On Monday, Democratic Gov. Tony Evers of Wisconsin issued an executive order cancelling in-person voting and postponing Election Day from April 7 to June 9 in Wisconsin's presidential primary and competitive state Supreme Court general election, citing the dangers of the coronavirus pandemic making it impossible to safely hold the election in a manner consistent with voters' rights. Republicans had already asked the U.S. Supreme Court to prevent the extension of absentee mail voting, and they swiftly vowed to fight Evers' latest order at the state Supreme Court, leaving the election in chaos thanks to judicial uncertainty.
Despite a stay-at-home order and Evers' calls to expand mail voting as the safest way to protect voters and poll workers, Republican legislators have adamantly refused to take any actions that would have made it easier to vote and have actively fought litigation to do so, which led to a federal court refusing to postpone the election. Republicans adjourned a special session without taking action over the weekend just as soon as Evers had ordered one to be convened, leaving Evers no other option than to assert executive authority to delay the election.
Republicans' intransigence had already led to a flurry of litigation and widespread confusion as in-person voting has increasingly become unsafe due to the virus. Indeed, in Wisconsin's biggest city of Milwaukee, which is a Democratic stronghold and home to a majority of its black population, officials slashed the number of in-person polling places from 180 to just five, or one location for every 10,000 voters expected to vote in-person on Tuesday. Roughly 500,000 voters statewide still had yet to return their requested absentee ballots as of Sunday, meaning the ongoing battle over a federal court order extending the deadline to return absentee ballots from April 7 to April 13 could leave hundreds of thousands of voters disenfranchised.
Wisconsin Republicans have so steadfastly refused to protect voters from public health risks by making alternative voting methods easier because—like Donald Trump—they believe that allowing everyone to safely vote would endanger conservative Justice Dan Kelly's chance of winning a key race for the state Supreme Court, where conservative hardliners hold a 5-2 majority (though Kelly will recuse himself from hearing the case over the election delay). If progressive Judge Jill Karofsky were to win, progressives would have a shot at gaining their own majority when a conservative incumbent faces the voters in 2023.

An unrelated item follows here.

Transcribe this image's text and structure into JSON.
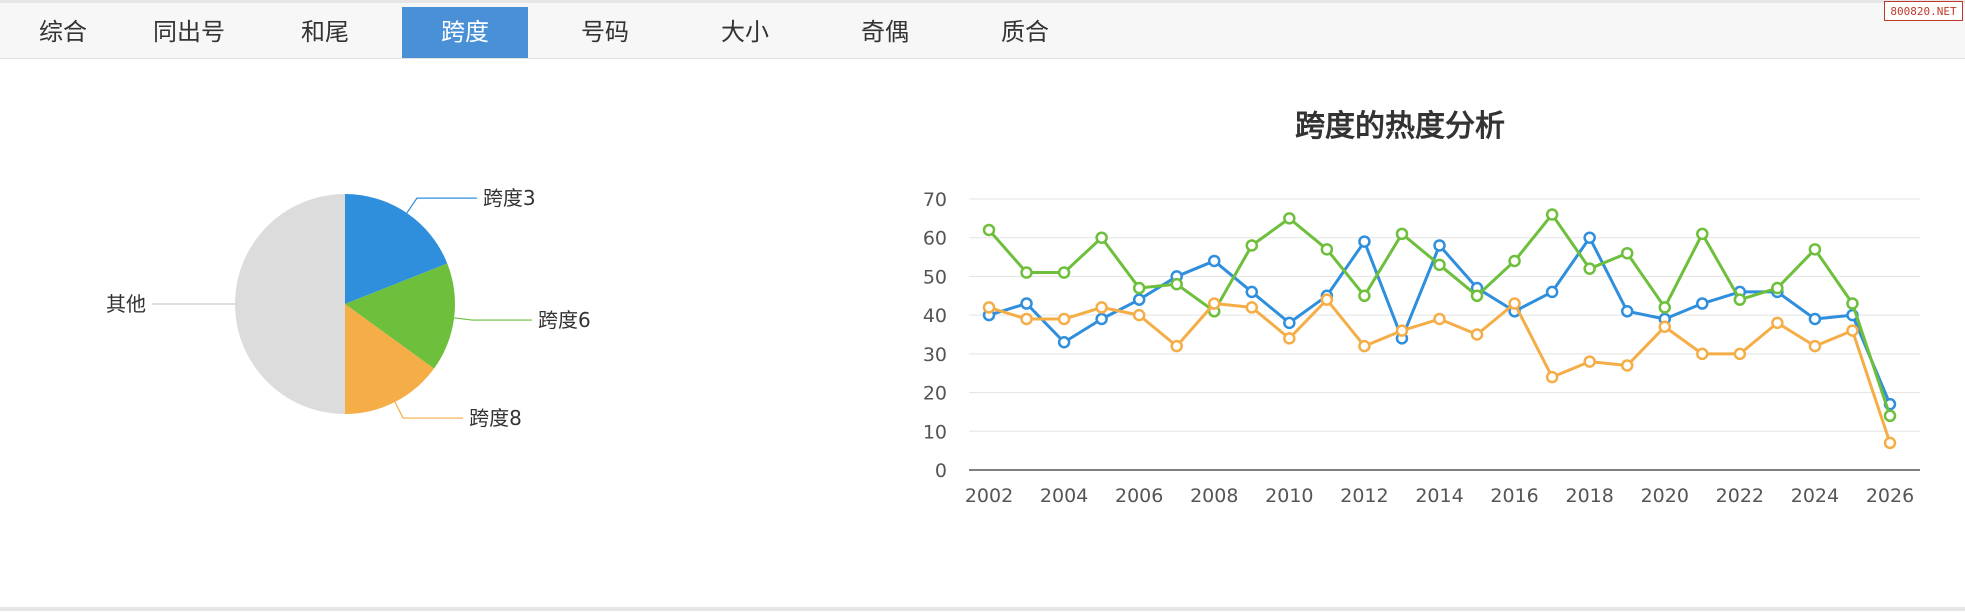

GOP legislators, who won fewer votes than Democrats in 2018 but maintained sizable majorities thanks largely to their gerrymanders, are aiming to preserve their majority on the court because a future progressive majority could strike down their gerrymanders and voter suppression laws, showcasing the vicious cycle that this week's voter suppression efforts are a part of.

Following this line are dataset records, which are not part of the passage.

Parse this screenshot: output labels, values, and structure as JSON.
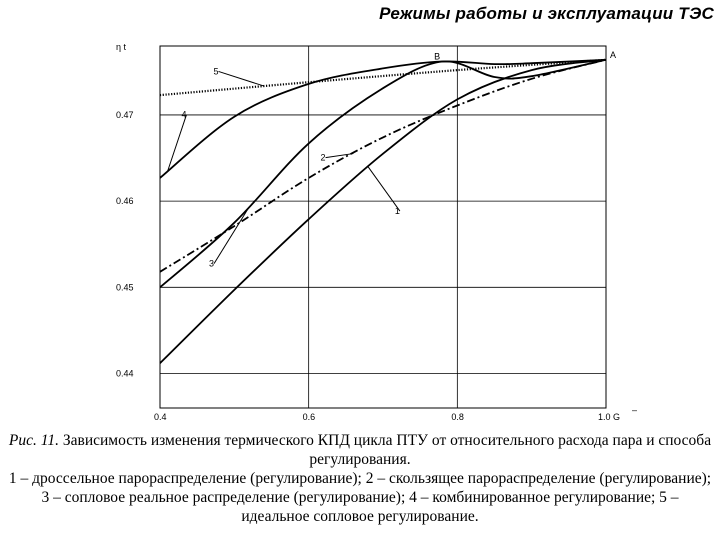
{
  "header": {
    "title": "Режимы работы и эксплуатации ТЭС"
  },
  "chart_data": {
    "type": "line",
    "ylabel": "η t",
    "xlabel": "G",
    "xlabel_suffix": "–",
    "xlim": [
      0.4,
      1.0
    ],
    "ylim": [
      0.436,
      0.478
    ],
    "grid": true,
    "x_ticks": [
      {
        "value": 0.4,
        "label": "0.4"
      },
      {
        "value": 0.6,
        "label": "0.6"
      },
      {
        "value": 0.8,
        "label": "0.8"
      },
      {
        "value": 1.0,
        "label": "1.0"
      }
    ],
    "y_ticks": [
      {
        "value": 0.47,
        "label": "0.47"
      },
      {
        "value": 0.46,
        "label": "0.46"
      },
      {
        "value": 0.45,
        "label": "0.45"
      },
      {
        "value": 0.44,
        "label": "0.44"
      }
    ],
    "series": [
      {
        "name": "1",
        "style": "solid",
        "x": [
          0.4,
          0.5,
          0.6,
          0.7,
          0.8,
          0.9,
          1.0
        ],
        "y": [
          0.4412,
          0.4497,
          0.4579,
          0.4655,
          0.4718,
          0.4752,
          0.4764
        ]
      },
      {
        "name": "2",
        "style": "dashdot",
        "x": [
          0.4,
          0.5,
          0.6,
          0.7,
          0.8,
          0.9,
          1.0
        ],
        "y": [
          0.4518,
          0.4571,
          0.4627,
          0.4674,
          0.4711,
          0.4742,
          0.4764
        ]
      },
      {
        "name": "3",
        "style": "solid",
        "x": [
          0.4,
          0.5,
          0.6,
          0.7,
          0.78,
          0.85,
          0.9,
          1.0
        ],
        "y": [
          0.45,
          0.4575,
          0.4667,
          0.4731,
          0.4762,
          0.4744,
          0.4745,
          0.4764
        ]
      },
      {
        "name": "4",
        "style": "solid",
        "x": [
          0.4,
          0.5,
          0.6,
          0.7,
          0.78,
          0.85,
          0.9,
          1.0
        ],
        "y": [
          0.4627,
          0.4698,
          0.4736,
          0.4754,
          0.4762,
          0.4759,
          0.476,
          0.4764
        ]
      },
      {
        "name": "5",
        "style": "dotted",
        "x": [
          0.4,
          0.6,
          0.8,
          1.0
        ],
        "y": [
          0.4723,
          0.4738,
          0.4752,
          0.4764
        ]
      }
    ],
    "point_labels": [
      {
        "text": "B",
        "x": 0.785,
        "y": 0.4762
      },
      {
        "text": "A",
        "x": 1.0,
        "y": 0.4764
      }
    ],
    "curve_labels": [
      {
        "text": "1",
        "x": 0.72,
        "y": 0.4585
      },
      {
        "text": "2",
        "x": 0.62,
        "y": 0.4647
      },
      {
        "text": "3",
        "x": 0.47,
        "y": 0.4524
      },
      {
        "text": "4",
        "x": 0.433,
        "y": 0.4697
      },
      {
        "text": "5",
        "x": 0.476,
        "y": 0.4747
      }
    ]
  },
  "caption": {
    "fig_number": "Рис. 11.",
    "title": "Зависимость изменения термического КПД цикла ПТУ от относительного расхода пара и способа регулирования.",
    "legend_text": "1 – дроссельное парораспределение (регулирование); 2 – скользящее парораспределение (регулирование); 3 – сопловое реальное распределение (регулирование); 4 – комбинированное регулирование; 5 – идеальное сопловое регулирование."
  }
}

In a time when the coronavirus pandemic is necessitating a massive expansion of mail voting across the country, many Republicans in positions of power are watching what is happening in Wisconsin. If the GOP succeeds in getting the conservative-dominated courts to block Evers' latest attempt to delay the election until it can be held in a safer manner and that leads to a conservative election victory via mass voter disenfranchisement, refusing to expand voting access and hoping that Democratic-leaning voters bear the disproportionate brunt of the pandemic will become the Republican playbook for the November elections if it hasn't already.